Search code examples
javajsonregexstring-parsing

How to convert invalid JSON like string with inconsistent quotes into a valid JSON using regex in Java?


Here is a sample String. I am facing trouble particularly in the part 'rgba(71,13,226,0.47)' as the commas are present. The same regex should also parse a JSON array like string.

varStr ="{
    red : {
        orange: 100,
        dates: {
            later: "4_WEEK",
            now:   "1_WEEK"
        },
        pink: {
            crimson : '#16gcvcn',
            lavender : '#47vdsaj',
            purple : '#h7465',
            baby pink : '#hd576',
            yellow : 'rgba(71,13,226,0.47)',
            magenta : 'rgba(211,25,25,0.01)'
        }
    }
}";

So far I have a series of regex replacements, But there are issues with my regex it does not handle all cases.

    varStr = varStr.replaceAll("([^:{,\"\\n =\\[}\\]][\\w &|\\/'.\\-)#]+)", "\"$1\"");
    varStr = varStr.replace("\"[", "[");
    varStr = varStr.replace("]\"", "]");
    varStr = varStr.replaceAll("'", "\"");

Solution

  • I'd like to point out to you first, convert a string to a JSON one in this way is going to treat each value as String. Some datatypes such as Number or Boolean will be ignored and lose its convenience while deserialization.

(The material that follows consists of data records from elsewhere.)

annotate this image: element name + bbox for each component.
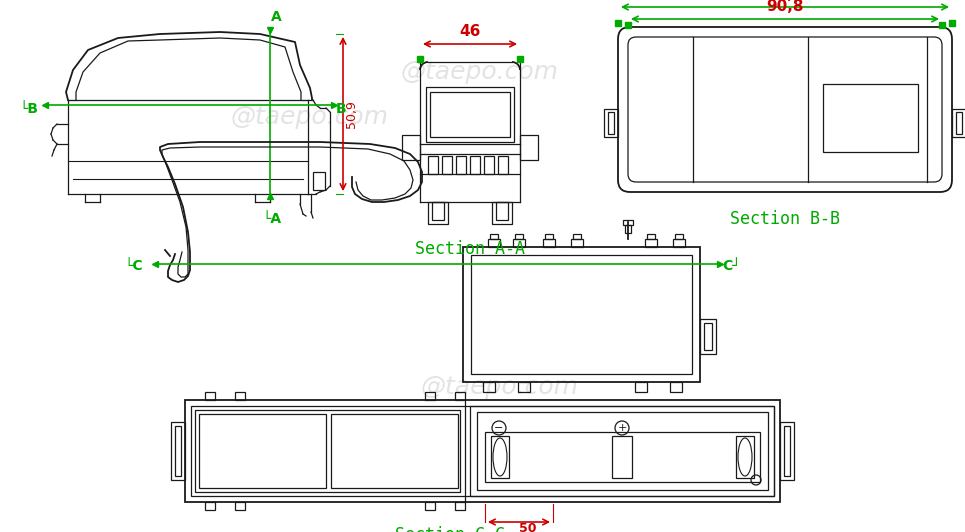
Bar bbox=[623, 220, 633, 225]
Bar bbox=[171, 422, 185, 480]
Text: Section B-B: Section B-B bbox=[730, 210, 840, 228]
Bar bbox=[428, 156, 438, 174]
Bar bbox=[780, 422, 794, 480]
Bar bbox=[543, 239, 555, 247]
Text: └B: └B bbox=[19, 102, 38, 116]
Bar bbox=[313, 172, 325, 190]
Bar bbox=[456, 156, 466, 174]
Bar bbox=[608, 112, 614, 134]
Bar bbox=[625, 225, 631, 233]
Bar bbox=[426, 87, 514, 142]
Bar bbox=[484, 156, 494, 174]
Bar bbox=[455, 502, 465, 510]
Bar bbox=[545, 234, 553, 239]
Bar bbox=[185, 400, 780, 502]
Bar bbox=[488, 239, 500, 247]
Bar bbox=[425, 502, 435, 510]
Bar bbox=[485, 432, 760, 482]
Text: −: − bbox=[494, 423, 504, 433]
Bar bbox=[205, 502, 215, 510]
Bar bbox=[331, 414, 458, 488]
Bar bbox=[571, 239, 583, 247]
Bar bbox=[483, 382, 495, 392]
Bar bbox=[675, 234, 683, 239]
Bar bbox=[235, 392, 245, 400]
Text: @taepo.com: @taepo.com bbox=[401, 60, 559, 84]
Bar bbox=[700, 319, 716, 354]
Bar bbox=[463, 247, 700, 382]
Bar bbox=[477, 412, 768, 490]
Bar bbox=[491, 436, 509, 478]
Bar bbox=[470, 406, 774, 496]
Bar bbox=[402, 135, 420, 160]
Text: 50,9: 50,9 bbox=[345, 100, 358, 128]
Bar bbox=[784, 426, 790, 476]
Text: 90,8: 90,8 bbox=[766, 0, 804, 14]
Bar bbox=[175, 426, 181, 476]
Text: @taepo.com: @taepo.com bbox=[231, 105, 389, 129]
Bar bbox=[235, 502, 245, 510]
Bar bbox=[430, 92, 510, 137]
Text: Section C-C: Section C-C bbox=[395, 526, 505, 532]
Bar bbox=[496, 202, 508, 220]
Bar bbox=[645, 239, 657, 247]
Bar bbox=[513, 239, 525, 247]
Text: 50: 50 bbox=[519, 522, 537, 532]
Text: └A: └A bbox=[262, 212, 281, 226]
Bar bbox=[647, 234, 655, 239]
Text: C┘: C┘ bbox=[722, 259, 740, 273]
Text: A: A bbox=[271, 10, 282, 24]
Bar bbox=[455, 392, 465, 400]
Bar bbox=[673, 239, 685, 247]
Bar bbox=[490, 234, 498, 239]
Bar bbox=[604, 109, 618, 137]
Bar bbox=[492, 202, 512, 224]
Bar bbox=[425, 392, 435, 400]
Bar bbox=[195, 410, 460, 492]
Bar bbox=[442, 156, 452, 174]
Text: B: B bbox=[336, 102, 346, 116]
Bar bbox=[736, 436, 754, 478]
Bar bbox=[432, 202, 444, 220]
Bar bbox=[191, 406, 774, 496]
Bar bbox=[199, 414, 326, 488]
Text: 97,3: 97,3 bbox=[766, 0, 804, 2]
Bar bbox=[573, 234, 581, 239]
Text: 46: 46 bbox=[459, 24, 481, 39]
Bar bbox=[635, 382, 647, 392]
Bar bbox=[470, 156, 480, 174]
Bar bbox=[518, 382, 530, 392]
Bar bbox=[956, 112, 962, 134]
Bar bbox=[612, 436, 632, 478]
Bar bbox=[498, 156, 508, 174]
Text: └C: └C bbox=[124, 259, 143, 273]
Bar bbox=[704, 323, 712, 350]
Text: @taepo.com: @taepo.com bbox=[421, 375, 579, 399]
Bar bbox=[670, 382, 682, 392]
Bar bbox=[428, 202, 448, 224]
Text: Section A-A: Section A-A bbox=[415, 240, 525, 258]
Bar bbox=[823, 84, 918, 152]
Bar bbox=[515, 234, 523, 239]
Text: +: + bbox=[618, 423, 626, 433]
Bar bbox=[520, 135, 538, 160]
Bar bbox=[952, 109, 965, 137]
Bar bbox=[471, 255, 692, 374]
Bar bbox=[205, 392, 215, 400]
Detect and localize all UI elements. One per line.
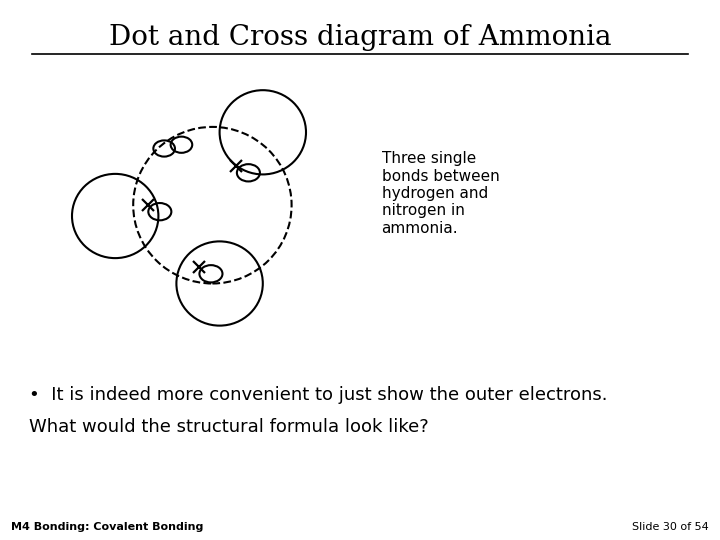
Text: Dot and Cross diagram of Ammonia: Dot and Cross diagram of Ammonia bbox=[109, 24, 611, 51]
Text: •  It is indeed more convenient to just show the outer electrons.: • It is indeed more convenient to just s… bbox=[29, 386, 607, 404]
Text: Slide 30 of 54: Slide 30 of 54 bbox=[632, 522, 709, 532]
Text: What would the structural formula look like?: What would the structural formula look l… bbox=[29, 418, 428, 436]
Text: M4 Bonding: Covalent Bonding: M4 Bonding: Covalent Bonding bbox=[11, 522, 203, 532]
Text: Three single
bonds between
hydrogen and
nitrogen in
ammonia.: Three single bonds between hydrogen and … bbox=[382, 151, 500, 236]
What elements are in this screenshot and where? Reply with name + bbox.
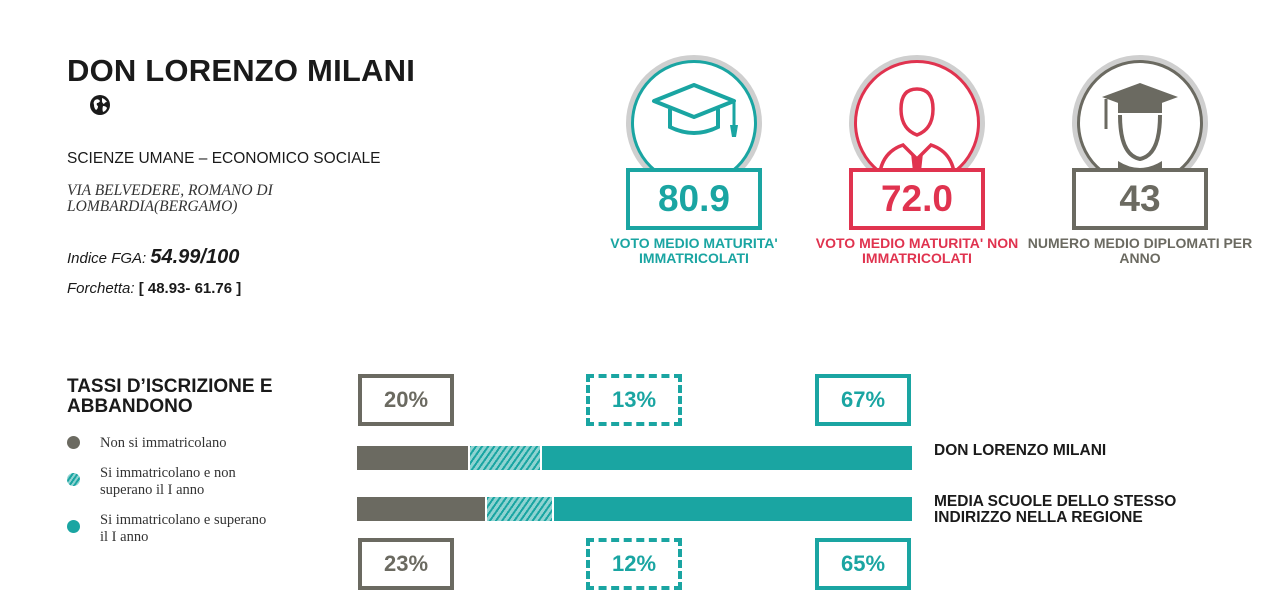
segment-non-superano [470, 446, 540, 470]
legend-label: Si immatricolano e superano il I anno [100, 512, 267, 545]
stat-value: 72.0 [849, 168, 985, 230]
fga-index: Indice FGA: 54.99/100 [67, 246, 239, 269]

    You can achieve what you want as follows and I am going to update my solution if I could find a more elegant one!

    Code snippet

    String regex = "(?:[{ ])(\\w+)(?!\")";
    varStr = varStr.replaceAll(regex, "\\\"$1\\\"");
    varStr = varStr.replace("\"\"", " ").replace("'", "\"");
    

    BTW, even though there is no standard naming convention for JSON, but I've never seen a field name separated by empty space(s). Therefore, it is better to use one of babyPink, baby_pink and baby-pink.